A quelles conditions, une personne vaccinée peut-elle obtenir réparation des préjudices susceptibles d’avoir été causés par une vaccination obligatoire ?

Catherine Bauer-Violas

Confronté régulièrement à cette question depuis la campagne de vaccination contre l’hépatite B, le Conseil d’Etat est venu rappeler, dans un récent arrêt (CE 7 novembre 2024, Req. n°466288) mentionné aux Tables du Recueil, les conditions dans lesquelles la responsabilité de la puissance publique peut être engagée et les modalités de son contrôle quant à l’existence d’un lien de causalité entre l’administration d’un vaccin obligatoire et l’affection présentée par une personne vaccinée.
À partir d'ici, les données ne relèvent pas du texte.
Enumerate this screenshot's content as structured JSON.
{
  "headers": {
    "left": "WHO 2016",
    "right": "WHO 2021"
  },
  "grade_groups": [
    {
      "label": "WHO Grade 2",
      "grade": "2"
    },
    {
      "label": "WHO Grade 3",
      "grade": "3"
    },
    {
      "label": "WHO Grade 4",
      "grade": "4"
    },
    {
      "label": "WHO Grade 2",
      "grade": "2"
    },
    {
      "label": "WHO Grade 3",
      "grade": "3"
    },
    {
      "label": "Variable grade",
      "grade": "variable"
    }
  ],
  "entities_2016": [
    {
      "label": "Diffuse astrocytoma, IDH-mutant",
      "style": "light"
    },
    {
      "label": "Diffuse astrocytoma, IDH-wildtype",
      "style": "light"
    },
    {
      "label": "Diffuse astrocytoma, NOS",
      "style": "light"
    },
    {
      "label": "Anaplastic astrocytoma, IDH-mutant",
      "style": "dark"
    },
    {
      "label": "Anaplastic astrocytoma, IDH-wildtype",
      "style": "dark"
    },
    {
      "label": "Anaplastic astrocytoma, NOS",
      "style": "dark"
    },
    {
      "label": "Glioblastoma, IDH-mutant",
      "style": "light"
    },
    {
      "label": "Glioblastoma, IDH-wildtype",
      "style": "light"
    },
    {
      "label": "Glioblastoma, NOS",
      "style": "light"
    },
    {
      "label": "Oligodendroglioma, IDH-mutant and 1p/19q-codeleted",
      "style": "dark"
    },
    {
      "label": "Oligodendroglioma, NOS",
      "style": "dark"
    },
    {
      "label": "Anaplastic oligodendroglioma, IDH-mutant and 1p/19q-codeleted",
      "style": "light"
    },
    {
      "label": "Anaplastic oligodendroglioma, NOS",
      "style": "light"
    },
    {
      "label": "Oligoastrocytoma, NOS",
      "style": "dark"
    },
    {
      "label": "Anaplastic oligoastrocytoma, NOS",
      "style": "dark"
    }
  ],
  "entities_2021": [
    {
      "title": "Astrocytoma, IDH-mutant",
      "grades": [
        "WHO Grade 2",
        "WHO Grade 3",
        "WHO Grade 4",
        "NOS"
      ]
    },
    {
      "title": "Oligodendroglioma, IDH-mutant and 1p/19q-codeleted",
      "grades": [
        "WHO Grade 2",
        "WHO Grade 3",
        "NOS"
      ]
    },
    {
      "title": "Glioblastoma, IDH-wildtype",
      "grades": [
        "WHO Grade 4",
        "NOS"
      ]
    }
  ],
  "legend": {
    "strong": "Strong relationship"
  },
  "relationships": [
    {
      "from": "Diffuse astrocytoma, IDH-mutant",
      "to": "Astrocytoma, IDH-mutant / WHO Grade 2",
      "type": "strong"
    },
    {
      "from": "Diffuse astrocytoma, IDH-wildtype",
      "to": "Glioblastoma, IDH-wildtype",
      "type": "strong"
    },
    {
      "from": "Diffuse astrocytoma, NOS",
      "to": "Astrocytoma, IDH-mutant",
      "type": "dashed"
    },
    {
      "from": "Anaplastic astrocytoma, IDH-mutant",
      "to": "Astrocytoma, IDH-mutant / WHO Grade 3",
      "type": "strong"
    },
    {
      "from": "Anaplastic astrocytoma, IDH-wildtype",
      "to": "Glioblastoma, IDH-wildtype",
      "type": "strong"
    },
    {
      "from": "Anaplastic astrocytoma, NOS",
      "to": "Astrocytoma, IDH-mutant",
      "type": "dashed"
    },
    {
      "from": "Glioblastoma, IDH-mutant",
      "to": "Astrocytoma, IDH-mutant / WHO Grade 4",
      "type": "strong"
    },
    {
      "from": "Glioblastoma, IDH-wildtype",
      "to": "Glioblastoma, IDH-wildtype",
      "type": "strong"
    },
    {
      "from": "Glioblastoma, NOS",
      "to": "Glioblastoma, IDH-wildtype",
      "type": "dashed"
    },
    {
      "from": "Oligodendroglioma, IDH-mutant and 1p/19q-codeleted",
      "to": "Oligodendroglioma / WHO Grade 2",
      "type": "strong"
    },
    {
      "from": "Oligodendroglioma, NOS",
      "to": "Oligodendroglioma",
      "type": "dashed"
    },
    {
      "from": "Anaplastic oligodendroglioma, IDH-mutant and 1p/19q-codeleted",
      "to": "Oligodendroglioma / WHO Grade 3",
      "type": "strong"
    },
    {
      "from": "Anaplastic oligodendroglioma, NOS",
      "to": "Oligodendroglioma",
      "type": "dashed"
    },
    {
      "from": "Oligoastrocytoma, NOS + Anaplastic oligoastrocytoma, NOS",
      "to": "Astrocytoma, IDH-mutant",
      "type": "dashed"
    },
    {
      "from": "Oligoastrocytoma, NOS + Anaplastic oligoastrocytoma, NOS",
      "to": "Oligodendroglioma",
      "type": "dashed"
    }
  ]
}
Dans cette affaire, une jeune femme avait justement sollicité le Tribunal administratif pour qu’il condamne l’office national d’indemnisation des accidents médicaux des affections iatrogènes et des infections nosocomiales (ONIAM) à l’indemniser des préjudices qu’elle estimait dûs à sa vaccination contre l’hépatite B.

Si le Tribunal lui a donné raison, la Cour administrative d’appel en revanche a annulé le jugement et rejeté ses conclusions indemnitaires, au motif « qu’en l’état des connaissances scientifiques (…), aucune probabilité d’un lien de causalité entre l’injection du vaccin contre le virus de l’hépatite B et la survenue d’une sclérose en plaques ne peut être retenue ».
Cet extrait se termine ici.